With a fluorescence microscope, we observed that KAP::GFP and OSM-6::GFP polypeptides accumulate in the region of the transition zone at the base of the sensory cilia. This is consistent with previous immunofluorescence data on IFT motors and raft polypeptides in other systems5 (Fig. 1). We observed small fluorescent dots corresponding to the kinesin-II KAP and the OSM-6 cargo emerging from these regions and moving out towards the distal tip of the sensory cilia. Both the motor and its presumptive cargo moved anterogradely at identical rates (0.65±0.11 μm s-1 (n =50) for the KAP compared with 0.65±0.10 μm s-1 (n =50) for OSM-6), which is similar to the velocity of microtubule motility driven by purified heterotrimeric kinesin-II in a motility assay7. In contrast, the sensory ciliary transmembrane receptor ODR-10 moved at a faster rate (1.59±0.28 μm s-1 (n =10), confirming that the identical velocities displayed by KAP::GFP and OSM-6::GFP are not an artefact of the recording technique.

Figure 1: Visualization of intraflagellar transport (IFT).
figure 1

a, Schematic diagram of Caenorhabditis elegans chemosensory cilia. Top, a differential interference contrast light micrograph of the head of an adult worm orientated to the left. The boxed region shows the position of an amphid channel containing sensory cilia. This region is represented in the diagram (bottom), which shows a close-up of sensory cilia orientated with their distal endings facing left, and contacting the external environment through openings in the cuticle. Green indicates fluorescent kinesin-II or OSM-6, which accumulate at the transition zone at the base of the cilia (orange arrowhead) and move (black arrow) as dots (orange arrow) to the distal endings of the cilia. b, Fluorescence micrographs of sensory cilia in GFP transgenic worms as represented by the boxed region and the diagram in a. Fluorescent kinesin-II motors and fluorescent OSM-6 subunits of IFT rafts accumulate at the base of the transition zones where they appear as large dots (arrowheads). Arrows indicate position of dots of fluorescent kinesin-II and fluorescent OSM-6 as they travel to the distal tip of the sensory cilium (left, as in a). A movie of this process can be seen at http://www.mcb.ucdavis.edu/faculty-labs/scholey/. Details of the methods are available on request from J. M. S.

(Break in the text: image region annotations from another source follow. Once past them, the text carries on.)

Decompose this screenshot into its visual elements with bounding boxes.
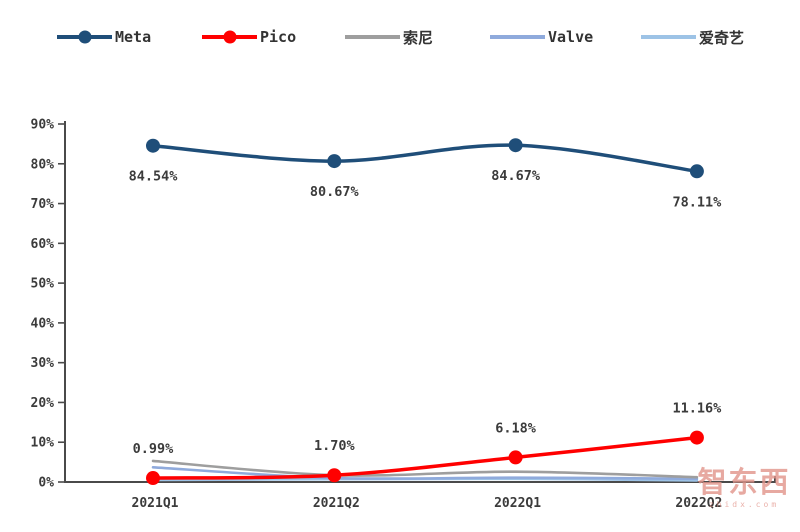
- legend-item-pico: Pico: [202, 28, 297, 46]
- series-line: [151, 143, 699, 174]
- y-tick-label: 10%: [31, 436, 55, 451]
- data-point-marker: [327, 468, 342, 483]
- legend-label: Meta: [115, 28, 152, 46]
- line-swatch-icon: [490, 29, 545, 45]
- data-label: 6.18%: [495, 420, 537, 436]
- legend-label: 索尼: [403, 28, 434, 47]
- data-point-marker: [146, 138, 160, 153]
- data-point-marker: [508, 450, 523, 465]
- y-tick-label: 50%: [31, 277, 55, 292]
- data-label: 84.54%: [129, 169, 179, 185]
- chart-legend: Meta Pico 索尼 Valve 爱奇艺: [0, 0, 800, 70]
- legend-label: Pico: [260, 28, 297, 46]
- legend-item-sony: 索尼: [345, 28, 434, 47]
- y-tick-label: 70%: [31, 197, 55, 212]
- y-tick-label: 80%: [31, 157, 55, 172]
- legend-item-valve: Valve: [490, 28, 594, 46]
- data-label: 0.99%: [133, 441, 175, 457]
- y-tick-label: 60%: [31, 237, 55, 252]
- series-line: [151, 465, 699, 481]
- y-tick-label: 90%: [31, 118, 55, 133]
- legend-item-iqiyi: 爱奇艺: [641, 28, 745, 47]
- x-tick-label: 2021Q2: [313, 496, 360, 511]
- line-swatch-icon: [641, 29, 696, 45]
- data-label: 1.70%: [314, 438, 356, 454]
- data-label: 80.67%: [310, 184, 360, 200]
- data-point-marker: [508, 138, 523, 153]
- series-line: [151, 435, 699, 480]
- line-with-dot-swatch-icon: [57, 29, 112, 45]
- data-point-marker: [689, 164, 704, 179]
- data-label: 11.16%: [673, 401, 723, 417]
- legend-label: 爱奇艺: [699, 28, 745, 47]
- data-point-marker: [327, 154, 342, 169]
- y-tick-label: 40%: [31, 316, 55, 331]
- legend-label: Valve: [548, 28, 594, 46]
- data-point-marker: [146, 471, 160, 486]
- line-with-dot-swatch-icon: [202, 29, 257, 45]
- data-point-marker: [689, 430, 704, 445]
- legend-item-meta: Meta: [57, 28, 152, 46]
- y-tick-label: 0%: [38, 476, 54, 491]
- x-tick-label: 2021Q1: [132, 496, 179, 511]
- y-tick-label: 20%: [31, 396, 55, 411]
- line-swatch-icon: [345, 29, 400, 45]
- data-label: 78.11%: [673, 194, 723, 210]
- axis-lines: [64, 121, 776, 483]
- y-tick-label: 30%: [31, 356, 55, 371]
- x-tick-label: 2022Q1: [494, 496, 541, 511]
- series-line: [151, 459, 699, 479]
- data-label: 84.67%: [491, 168, 541, 184]
- x-tick-label: 2022Q2: [675, 496, 722, 511]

This direct viewing of the intracellular transport of a motor and its cargo in vivo provides strong support for the hypothesis that heterotrimeric kinesin-II is the motor protein that drives anterograde IFT5. In chemosensory neurons of C. elegans, it is likely that kinesin-II-driven IFT delivers structural components of sensory ciliary axonemes and components of the sensory signalling machinery that are concentrated in these cilia.

Genetic studies have identified 25 genes, including osm-6, that are essential for cili-ary function in this system10, and the ability to view IFT in organisms carrying mutations in these genes will make it possible to determine which of the corresponding gene products are linked to the kinesin-II transport pathway. In a broader context, our approach should allow the direct observation of motor and cargo molecules participating in IFT in a broad range of cilia and flagella.